On Tuesday, the International Monetary Fund (IMF) released a report that lowered the global growth outlook for next year.
According to their findings, there is a real danger of worldwide recession if central banks mishandle the fight against inflation. Put simply, it’s going to be quite a bumpy ride in the coming months.
The Washington-based institution now projects that global Gross Domestic Product (GDP) – the total value of all the goods and services produced in an economy – will rise 3.2% this year, down from its previous estimate of 3.4%. But in fiscal 2023, it expects the rate of growth to drop to 2.7%.
This significant decline from the original estimate of 3.8% at the start of the year emphasizes just how much the global economy has deteriorated in recent months.
According to the IMF, inflation may remain elevated for longer than previously anticipated, peaking later this year and declining to 6.5 percent in FY 2023 from 8.8 percent in FY 2022.
The report also noted that over a third of the world’s economy will have two straight quarters where growth is negative. Additionally, the three largest economies – which are comprised of the United States, European Union, and China – will decelerate as well.
“The worst is yet to come, and for many people 2023 will feel like a recession,” the report said, echoing warnings from the United Nations and the World Bank.
The IMF expects that around a third of the global economy will enter a technical recession this year and next.
A technical recession occurs when GDP falls for two consecutive quarters. Although a technical recession isn’t as severe as an actual recession, it can still have a major impact on an economy as it can lead to job losses, reduced consumer spending, and lower business investment. In some cases, it can even lead to an actual recession. IMF said that through fiscal 2026, the lost GDP will be about $4 trillion.
Policymakers in the United States, Europe, and other nations are dealing with an “unusually challenging financial stability environment” that may result in “market illiquidity, disorderly sell-offs, or distress,” the report added.
Already, in the U.S., economic growth has declined in the first half of the year, with GDP declining by 1.6% during winter and 0.6% during spring.

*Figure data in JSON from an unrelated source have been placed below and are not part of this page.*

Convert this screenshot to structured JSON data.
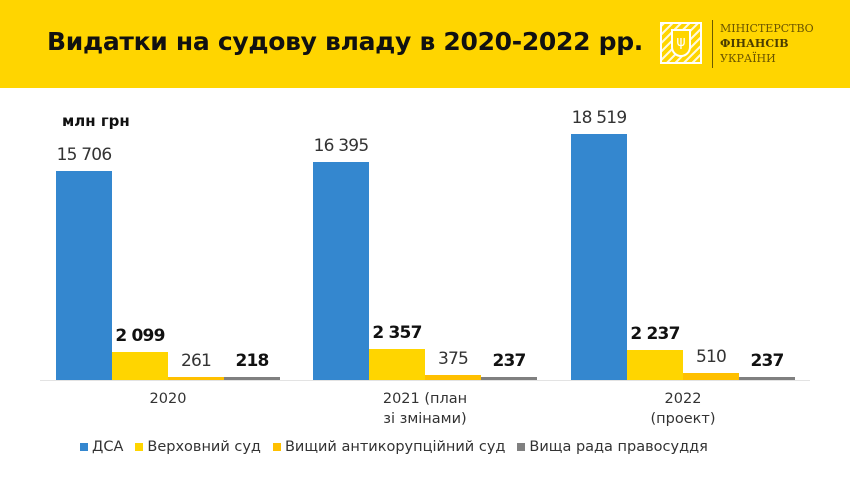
{
  "header": {
    "title": "Видатки на судову владу в 2020-2022 рр.",
    "logo": {
      "icon": "trident-emblem-icon",
      "line1": "МІНІСТЕРСТВО",
      "line2": "ФІНАНСІВ",
      "line3": "УКРАЇНИ"
    },
    "background": "#FFD500"
  },
  "chart_data": {
    "type": "bar",
    "title": "Видатки на судову владу в 2020-2022 рр.",
    "ylabel": "млн грн",
    "xlabel": "",
    "categories": [
      "2020",
      "2021 (план зі змінами)",
      "2022 (проект)"
    ],
    "category_lines": [
      [
        "2020"
      ],
      [
        "2021 (план",
        "зі змінами)"
      ],
      [
        "2022",
        "(проект)"
      ]
    ],
    "series": [
      {
        "name": "ДСА",
        "color": "#3487CF",
        "values": [
          15706,
          16395,
          18519
        ],
        "labels": [
          "15 706",
          "16 395",
          "18 519"
        ]
      },
      {
        "name": "Верховний суд",
        "color": "#FFD500",
        "values": [
          2099,
          2357,
          2237
        ],
        "labels": [
          "2 099",
          "2 357",
          "2 237"
        ]
      },
      {
        "name": "Вищий антикорупційний суд",
        "color": "#FFC000",
        "values": [
          261,
          375,
          510
        ],
        "labels": [
          "261",
          "375",
          "510"
        ]
      },
      {
        "name": "Вища рада правосуддя",
        "color": "#808080",
        "values": [
          218,
          237,
          237
        ],
        "labels": [
          "218",
          "237",
          "237"
        ]
      }
    ],
    "ylim": [
      0,
      18519
    ],
    "grid": false,
    "legend_position": "bottom"
  }
}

The downturn comes as the US faces the highest inflation in 40 years, which has depleted family savings and an increasingly aggressive Federal Reserve that is intent on keeping prices at bay with higher interest rates.

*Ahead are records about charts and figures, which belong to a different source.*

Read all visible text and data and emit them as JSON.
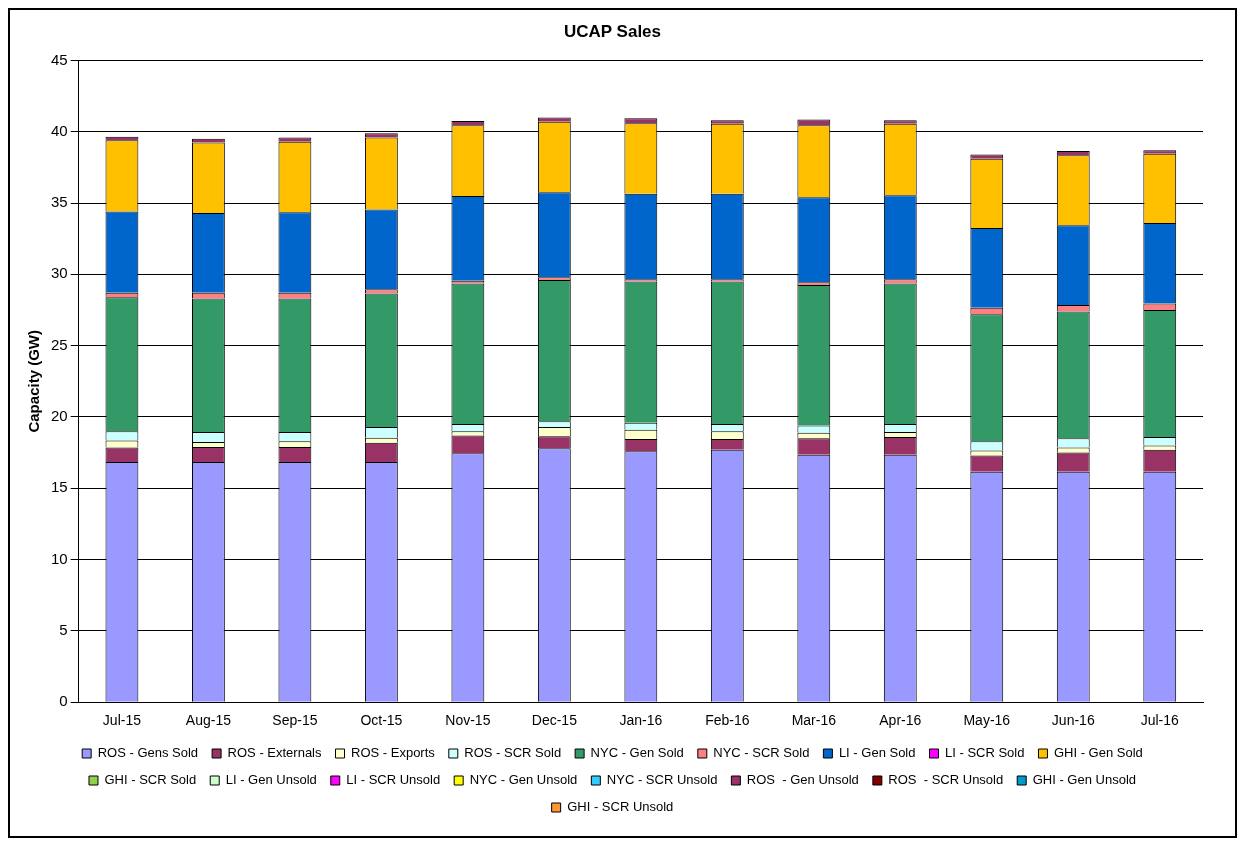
{
  "chart_data": {
    "type": "bar",
    "title": "UCAP Sales",
    "ylabel": "Capacity (GW)",
    "stacked": true,
    "grid": "y",
    "legend": "bottom",
    "categories": [
      "Jul-15",
      "Aug-15",
      "Sep-15",
      "Oct-15",
      "Nov-15",
      "Dec-15",
      "Jan-16",
      "Feb-16",
      "Mar-16",
      "Apr-16",
      "May-16",
      "Jun-16",
      "Jul-16"
    ],
    "ylim": [
      0,
      45
    ],
    "yticks": [
      0,
      5,
      10,
      15,
      20,
      25,
      30,
      35,
      40,
      45
    ],
    "series": [
      {
        "name": "ROS - Gens Sold",
        "color": "#9999ff",
        "values": [
          16.85,
          16.85,
          16.85,
          16.85,
          17.45,
          17.8,
          17.6,
          17.7,
          17.35,
          17.35,
          16.15,
          16.15,
          16.15
        ]
      },
      {
        "name": "ROS - Externals",
        "color": "#993366",
        "values": [
          1.0,
          1.05,
          1.05,
          1.35,
          1.25,
          0.85,
          0.85,
          0.75,
          1.15,
          1.25,
          1.15,
          1.35,
          1.55
        ]
      },
      {
        "name": "ROS - Exports",
        "color": "#ffffcc",
        "values": [
          0.5,
          0.35,
          0.4,
          0.35,
          0.3,
          0.65,
          0.65,
          0.55,
          0.4,
          0.35,
          0.35,
          0.35,
          0.3
        ]
      },
      {
        "name": "ROS - SCR Sold",
        "color": "#ccffff",
        "values": [
          0.65,
          0.7,
          0.65,
          0.75,
          0.5,
          0.4,
          0.5,
          0.5,
          0.5,
          0.55,
          0.65,
          0.65,
          0.6
        ]
      },
      {
        "name": "NYC - Gen Sold",
        "color": "#339966",
        "values": [
          9.4,
          9.35,
          9.35,
          9.35,
          9.85,
          9.9,
          9.9,
          10.0,
          9.85,
          9.85,
          8.9,
          8.9,
          8.9
        ]
      },
      {
        "name": "NYC - SCR Sold",
        "color": "#ff8080",
        "values": [
          0.3,
          0.4,
          0.4,
          0.3,
          0.2,
          0.2,
          0.15,
          0.15,
          0.2,
          0.3,
          0.45,
          0.45,
          0.45
        ]
      },
      {
        "name": "LI - Gen Sold",
        "color": "#0066cc",
        "values": [
          5.7,
          5.6,
          5.65,
          5.6,
          5.95,
          5.95,
          6.0,
          6.0,
          5.95,
          5.9,
          5.6,
          5.6,
          5.65
        ]
      },
      {
        "name": "LI - SCR Sold",
        "color": "#ff00ff",
        "values": [
          0,
          0,
          0,
          0,
          0,
          0,
          0,
          0,
          0,
          0,
          0,
          0,
          0
        ]
      },
      {
        "name": "GHI - Gen Sold",
        "color": "#ffc000",
        "values": [
          5.0,
          4.95,
          4.95,
          5.05,
          4.95,
          4.95,
          4.95,
          4.9,
          5.05,
          5.0,
          4.85,
          4.9,
          4.85
        ]
      },
      {
        "name": "GHI - SCR Sold",
        "color": "#92d050",
        "values": [
          0,
          0,
          0,
          0,
          0,
          0,
          0,
          0,
          0,
          0,
          0,
          0,
          0
        ]
      },
      {
        "name": "LI - Gen Unsold",
        "color": "#ccffcc",
        "values": [
          0,
          0,
          0,
          0,
          0,
          0,
          0,
          0,
          0,
          0,
          0,
          0,
          0
        ]
      },
      {
        "name": "LI - SCR Unsold",
        "color": "#ff00ff",
        "values": [
          0,
          0,
          0,
          0,
          0,
          0,
          0,
          0,
          0,
          0,
          0,
          0,
          0
        ]
      },
      {
        "name": "NYC - Gen Unsold",
        "color": "#ffff00",
        "values": [
          0,
          0,
          0,
          0,
          0,
          0,
          0,
          0,
          0,
          0,
          0,
          0,
          0
        ]
      },
      {
        "name": "NYC - SCR Unsold",
        "color": "#33ccff",
        "values": [
          0,
          0,
          0,
          0,
          0,
          0,
          0,
          0,
          0,
          0,
          0,
          0,
          0
        ]
      },
      {
        "name": "ROS  - Gen Unsold",
        "color": "#993366",
        "values": [
          0.25,
          0.25,
          0.3,
          0.3,
          0.3,
          0.3,
          0.35,
          0.25,
          0.4,
          0.25,
          0.3,
          0.3,
          0.25
        ]
      },
      {
        "name": "ROS  - SCR Unsold",
        "color": "#800000",
        "values": [
          0,
          0,
          0,
          0,
          0,
          0,
          0,
          0,
          0,
          0,
          0,
          0,
          0
        ]
      },
      {
        "name": "GHI - Gen Unsold",
        "color": "#0099cc",
        "values": [
          0,
          0,
          0,
          0,
          0,
          0,
          0,
          0,
          0,
          0,
          0,
          0,
          0
        ]
      },
      {
        "name": "GHI - SCR Unsold",
        "color": "#ff9933",
        "values": [
          0,
          0,
          0,
          0,
          0,
          0,
          0,
          0,
          0,
          0,
          0,
          0,
          0
        ]
      }
    ]
  }
}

The Fed has been urged by many organizations, including Wall Street firms to slow its rate hike approach as a result of concerns that a tighter monetary policy might lead to an economic downturn that spreads throughout poorer countries.
However, if action is not taken now to fight inflation, the IMF says it will only become more difficult later. The organization urges governments to avoid policies that could make the inflation crisis worse.